Instant love as you all know. Add in instant fear. I wanted answers and we were fortunate enough to have a NP that was excellent and provided us some information on CMN and told us that the neonatologist from the big Wake Med hospital would be by the next day. As much as I wanted to relax and feel confident that our baby girl would have the type that was more or less "cosmetic" I couldn't. Reading the worst cases, that she could have this in her brain, sent me into such a dark place.
My parents and our boys came to meet her about an hour after she was born. I was so worried about the boys. Would they be afraid of her? Would they be worried? I can't even share all that went through my mind. It was heart wrenching to experience this after have three "normal" births. Why? Why her? Why me? Why us? I was trying to push the anger down as I could feel it coming up. My mother later was quick to remind me that Kelly had asked "why not me?" For those who don't know, my sister was 32 years young when she lost her battle to carcinoid cancer. I needed to hear that. My boys came in and they did not miss a beat. By the way, they still haven't missed a beat with their little sister. They instantly loved her, never once mentioning her birthmark. It was as if they did not even see it. I wondered then and still do wonder what it would be like to live in a world where we all see each other through childlike eyes? Can you imagine what that would be like?
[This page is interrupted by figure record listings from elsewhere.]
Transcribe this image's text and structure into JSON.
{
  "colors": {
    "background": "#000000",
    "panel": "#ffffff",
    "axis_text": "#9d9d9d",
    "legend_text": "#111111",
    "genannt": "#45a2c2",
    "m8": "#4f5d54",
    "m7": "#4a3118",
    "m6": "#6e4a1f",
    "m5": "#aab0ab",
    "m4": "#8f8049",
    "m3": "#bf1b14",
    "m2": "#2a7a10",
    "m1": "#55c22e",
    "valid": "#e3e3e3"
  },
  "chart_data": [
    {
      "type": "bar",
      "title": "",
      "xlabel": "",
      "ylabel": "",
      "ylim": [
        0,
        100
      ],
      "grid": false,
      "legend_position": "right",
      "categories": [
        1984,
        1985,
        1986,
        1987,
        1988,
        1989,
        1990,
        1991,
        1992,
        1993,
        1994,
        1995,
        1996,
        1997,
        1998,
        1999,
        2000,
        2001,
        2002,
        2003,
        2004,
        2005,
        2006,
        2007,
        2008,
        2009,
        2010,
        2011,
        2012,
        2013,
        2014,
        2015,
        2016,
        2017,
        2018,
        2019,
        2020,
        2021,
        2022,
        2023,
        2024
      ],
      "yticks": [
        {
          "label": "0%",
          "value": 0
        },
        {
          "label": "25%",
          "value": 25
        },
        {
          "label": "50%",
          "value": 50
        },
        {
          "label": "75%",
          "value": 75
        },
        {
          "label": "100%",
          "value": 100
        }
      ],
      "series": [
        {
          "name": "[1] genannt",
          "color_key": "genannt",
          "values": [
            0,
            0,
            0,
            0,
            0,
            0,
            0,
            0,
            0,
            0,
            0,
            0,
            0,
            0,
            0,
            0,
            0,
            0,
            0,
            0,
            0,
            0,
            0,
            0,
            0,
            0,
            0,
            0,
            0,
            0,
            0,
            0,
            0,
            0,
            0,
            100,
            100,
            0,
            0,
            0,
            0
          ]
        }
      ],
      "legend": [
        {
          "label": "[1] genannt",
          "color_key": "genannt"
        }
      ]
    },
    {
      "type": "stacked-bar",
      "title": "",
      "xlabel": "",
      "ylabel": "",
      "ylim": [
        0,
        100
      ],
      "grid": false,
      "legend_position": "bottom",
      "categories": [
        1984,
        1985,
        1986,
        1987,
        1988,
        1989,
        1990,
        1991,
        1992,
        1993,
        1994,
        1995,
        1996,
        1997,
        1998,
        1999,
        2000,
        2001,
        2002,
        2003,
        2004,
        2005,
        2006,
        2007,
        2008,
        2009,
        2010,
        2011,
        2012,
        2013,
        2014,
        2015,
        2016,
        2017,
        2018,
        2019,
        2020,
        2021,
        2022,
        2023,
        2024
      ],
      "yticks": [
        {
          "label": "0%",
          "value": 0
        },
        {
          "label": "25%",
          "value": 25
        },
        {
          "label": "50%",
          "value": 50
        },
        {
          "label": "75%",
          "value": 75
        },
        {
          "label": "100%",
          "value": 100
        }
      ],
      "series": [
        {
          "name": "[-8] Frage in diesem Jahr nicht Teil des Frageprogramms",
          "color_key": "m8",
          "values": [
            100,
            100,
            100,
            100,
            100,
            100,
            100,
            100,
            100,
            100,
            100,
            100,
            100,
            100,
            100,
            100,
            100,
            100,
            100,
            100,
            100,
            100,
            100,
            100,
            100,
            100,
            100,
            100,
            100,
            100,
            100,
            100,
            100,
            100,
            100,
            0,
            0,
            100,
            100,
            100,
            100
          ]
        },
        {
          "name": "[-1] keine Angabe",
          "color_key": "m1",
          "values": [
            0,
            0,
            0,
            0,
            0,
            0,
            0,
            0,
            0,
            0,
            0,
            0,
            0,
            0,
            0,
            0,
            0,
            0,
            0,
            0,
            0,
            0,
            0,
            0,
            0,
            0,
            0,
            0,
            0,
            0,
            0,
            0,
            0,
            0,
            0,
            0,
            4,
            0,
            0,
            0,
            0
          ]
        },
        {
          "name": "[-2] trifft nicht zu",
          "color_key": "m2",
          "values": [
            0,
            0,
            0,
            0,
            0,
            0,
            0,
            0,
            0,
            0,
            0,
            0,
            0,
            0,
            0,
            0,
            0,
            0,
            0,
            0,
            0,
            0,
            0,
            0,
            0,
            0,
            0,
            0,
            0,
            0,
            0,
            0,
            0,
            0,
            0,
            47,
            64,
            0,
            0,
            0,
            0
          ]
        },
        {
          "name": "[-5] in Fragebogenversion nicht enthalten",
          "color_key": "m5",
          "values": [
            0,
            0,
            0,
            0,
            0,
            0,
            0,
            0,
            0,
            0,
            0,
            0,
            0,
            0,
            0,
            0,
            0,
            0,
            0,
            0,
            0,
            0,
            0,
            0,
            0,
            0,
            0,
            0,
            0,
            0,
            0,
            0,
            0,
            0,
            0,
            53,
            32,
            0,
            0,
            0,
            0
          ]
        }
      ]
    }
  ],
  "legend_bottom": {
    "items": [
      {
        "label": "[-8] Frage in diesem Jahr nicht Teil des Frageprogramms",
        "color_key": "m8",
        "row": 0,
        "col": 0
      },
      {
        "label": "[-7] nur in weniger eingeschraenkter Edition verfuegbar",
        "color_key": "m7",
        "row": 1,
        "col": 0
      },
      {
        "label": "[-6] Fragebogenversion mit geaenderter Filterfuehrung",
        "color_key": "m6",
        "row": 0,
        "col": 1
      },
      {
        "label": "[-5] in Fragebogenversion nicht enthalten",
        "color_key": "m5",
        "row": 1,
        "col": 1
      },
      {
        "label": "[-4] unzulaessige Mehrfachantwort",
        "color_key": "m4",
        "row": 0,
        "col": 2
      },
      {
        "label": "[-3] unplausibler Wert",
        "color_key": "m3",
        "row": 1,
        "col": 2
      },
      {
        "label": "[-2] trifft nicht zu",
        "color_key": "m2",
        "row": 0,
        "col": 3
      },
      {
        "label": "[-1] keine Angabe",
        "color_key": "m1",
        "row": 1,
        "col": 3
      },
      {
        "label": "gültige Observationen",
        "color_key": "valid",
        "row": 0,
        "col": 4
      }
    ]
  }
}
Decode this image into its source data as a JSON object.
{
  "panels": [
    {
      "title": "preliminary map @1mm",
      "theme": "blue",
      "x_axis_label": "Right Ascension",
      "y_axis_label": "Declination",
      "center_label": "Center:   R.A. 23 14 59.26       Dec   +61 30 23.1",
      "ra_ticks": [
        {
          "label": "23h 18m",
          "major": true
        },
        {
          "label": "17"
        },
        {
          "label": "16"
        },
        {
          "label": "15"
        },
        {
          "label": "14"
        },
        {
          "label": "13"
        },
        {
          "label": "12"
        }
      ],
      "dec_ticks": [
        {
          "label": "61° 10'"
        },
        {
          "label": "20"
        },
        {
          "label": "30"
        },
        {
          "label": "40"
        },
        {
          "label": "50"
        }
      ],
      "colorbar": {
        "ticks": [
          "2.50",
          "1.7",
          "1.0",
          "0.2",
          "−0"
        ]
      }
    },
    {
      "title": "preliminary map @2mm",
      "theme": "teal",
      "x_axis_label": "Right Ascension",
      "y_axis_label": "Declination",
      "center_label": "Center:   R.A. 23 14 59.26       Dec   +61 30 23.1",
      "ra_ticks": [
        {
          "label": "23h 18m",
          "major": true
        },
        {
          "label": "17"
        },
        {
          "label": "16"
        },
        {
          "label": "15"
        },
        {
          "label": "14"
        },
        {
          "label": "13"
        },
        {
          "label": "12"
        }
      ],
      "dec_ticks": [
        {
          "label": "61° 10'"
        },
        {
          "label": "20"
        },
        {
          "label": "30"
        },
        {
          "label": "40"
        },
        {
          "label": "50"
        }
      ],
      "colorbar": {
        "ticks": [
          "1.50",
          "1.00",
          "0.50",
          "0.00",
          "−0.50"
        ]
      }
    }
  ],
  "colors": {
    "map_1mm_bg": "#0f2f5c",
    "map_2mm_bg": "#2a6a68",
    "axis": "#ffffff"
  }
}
It was late Friday, around 10:00pm when I could finally compose myself enough to announce on facebook that Ivy Leigh was here. I know my family and friends were anxiously waiting. If you know me well, you also know that I was upset for my friends and family that they would hear about her CMN and worry about her and about me. That's just me, I worry about everyone.
Chris and I had a rough first night. I researched CMN to death that night. I'm not sure I slept at all. The neonatologist came early the next morning. He examined her and told us that Ivy looked great. She was healthy and CUTE. He explained a little about CMN and Chris and I remember feeling more reassured with his visit. He told us that we needed to have an MRI of her brain to look for the melanocytes that might be present in her brain, and we should do this before she was 2 weeks old to avoid sedation and intubation. He also attempted to reassure us that even if the melanocytes were present, in most cases, children are asymptomatic. I was not reassured by this by the way. We starting making arrangements to set up her MRI appointment.
So that is her incredible birth story. She is a normal, healthy, sweet, cute baby......with a giant birthmark on her face. She is perfect to us:) Chris and I prepared ourselves for what was to come as we left the hospital for the last time we would ever pull away from Wake Med Cary Hospital with a little bundle of joy in our precious possession. Already we knew we had an army of support by all the well wishes we had received. We also experienced some divine intervention moments that I won't share about out of respect of the privacy of those involved, but let's just say that relationships are what makes the world go round.....be kind to people and be a good friend....you never know when someone you meet will be able to help you out....and it could be many months or even years down the road.....
I cried many tears over the course of my hospital stay. Many for joy, many from fear, many for sadness for my sweet baby girl who had to bear this burden. Through my tears, I knew she was given to me to teach me more about life.